Dismay was voiced at this week’s town council meeting that none of the 43 new RCMP hires announced by the province earlier this month were heading to the Innisfail detachment, which covers the town.
“I would say a bit of frustration,” is how Mayor Mike Yargeau summed up the feeling around the council table.
“Obviously, this is a requisition the province has imposed upon us, and the way they sold it was for boots on the ground and increased policing for small communities.
“Our residents are expecting that, because that is what they were told, and we’re not seeing that yet.”
The town has raised its concerns with the Innisfail RCMP detachment commander, who said additional help is coming next year.
“But that doesn’t change the fact, we’re paying $62,000 this year and we’re going to pay even more next year,” said the mayor.
Penhold and other small communities under 5,000 people, and rural municipalities, were told last year that for the first time, they must pick up a portion of policing costs. Municipalities have to pay 10 per cent of costs this year, increasing to 30 per cent by 2023.
Yargeau said the officers out of the Innisfail detachment are doing a good job — and a recent police satisfaction survey shows residents feel safe — but they are stretched thin.

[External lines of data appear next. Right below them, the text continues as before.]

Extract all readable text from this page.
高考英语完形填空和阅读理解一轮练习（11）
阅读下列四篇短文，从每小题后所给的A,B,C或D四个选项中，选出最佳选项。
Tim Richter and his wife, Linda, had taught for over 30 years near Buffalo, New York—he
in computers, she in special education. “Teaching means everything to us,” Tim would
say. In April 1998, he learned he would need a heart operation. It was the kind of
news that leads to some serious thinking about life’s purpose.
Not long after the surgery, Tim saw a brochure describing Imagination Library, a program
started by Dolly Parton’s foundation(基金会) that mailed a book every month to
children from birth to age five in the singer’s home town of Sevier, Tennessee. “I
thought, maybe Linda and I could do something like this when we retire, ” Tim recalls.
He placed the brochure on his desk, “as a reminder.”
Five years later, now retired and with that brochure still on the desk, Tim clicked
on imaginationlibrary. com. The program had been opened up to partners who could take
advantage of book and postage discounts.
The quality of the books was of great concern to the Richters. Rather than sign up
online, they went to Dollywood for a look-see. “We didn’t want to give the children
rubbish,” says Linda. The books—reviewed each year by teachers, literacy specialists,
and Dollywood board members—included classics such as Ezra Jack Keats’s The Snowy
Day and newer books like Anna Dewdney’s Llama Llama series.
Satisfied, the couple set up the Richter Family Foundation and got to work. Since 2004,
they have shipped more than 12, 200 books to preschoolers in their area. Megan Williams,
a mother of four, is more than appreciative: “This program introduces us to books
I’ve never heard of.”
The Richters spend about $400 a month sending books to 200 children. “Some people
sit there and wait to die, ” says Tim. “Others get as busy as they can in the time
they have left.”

“They cover a large area for the amount of officers they have, that’s why we were hoping to get some more.”
It is hoped that if additional officers are posted to Innisfail, that at least one is dedicated to patrolling Penhold, said Yargeau.
“Presence is the biggest thing. In small communities, we just don’t feel that presence as much because they just don’t have the officers.”
Innisfail RCMP detachment commander Staff Sgt. Chris Matechuk said he will be getting an administration position this year and is scheduled to get an additional officer for the 17-member detachment next year.
The position is not expected to be dedicated to Penhold. However, the entire detachment area benefits when officer numbers are boosted, he said.
Town council voted to send letters to Innisfail-Sylvan Lake MLA Devin Dreeshen and Justice Minister Doug Schweitzer to lobby for more policing help.
Of 46 new positions announced — 43 officers and three support staff — 25 are frontline rural police positions, including 10 in central Alberta.
Rocky Mountain House is getting two new officers and one each are going to Camrose, Blackfalds, Leduc, Morinville, Parkland, Stettler, Strathcona and Thorsby.
Eighteen officers are expected to be based out of Edmonton and Calgary and will provide support and specialized services to rural detachments. Three civilian positions have been added to provide administrative and program support.
In all, 76 RCMP officers and 57 new civilian support positions are expected to be added during the province’s 2020-21 budget year. Eventually, 300 officers and 200 civilians will be hired.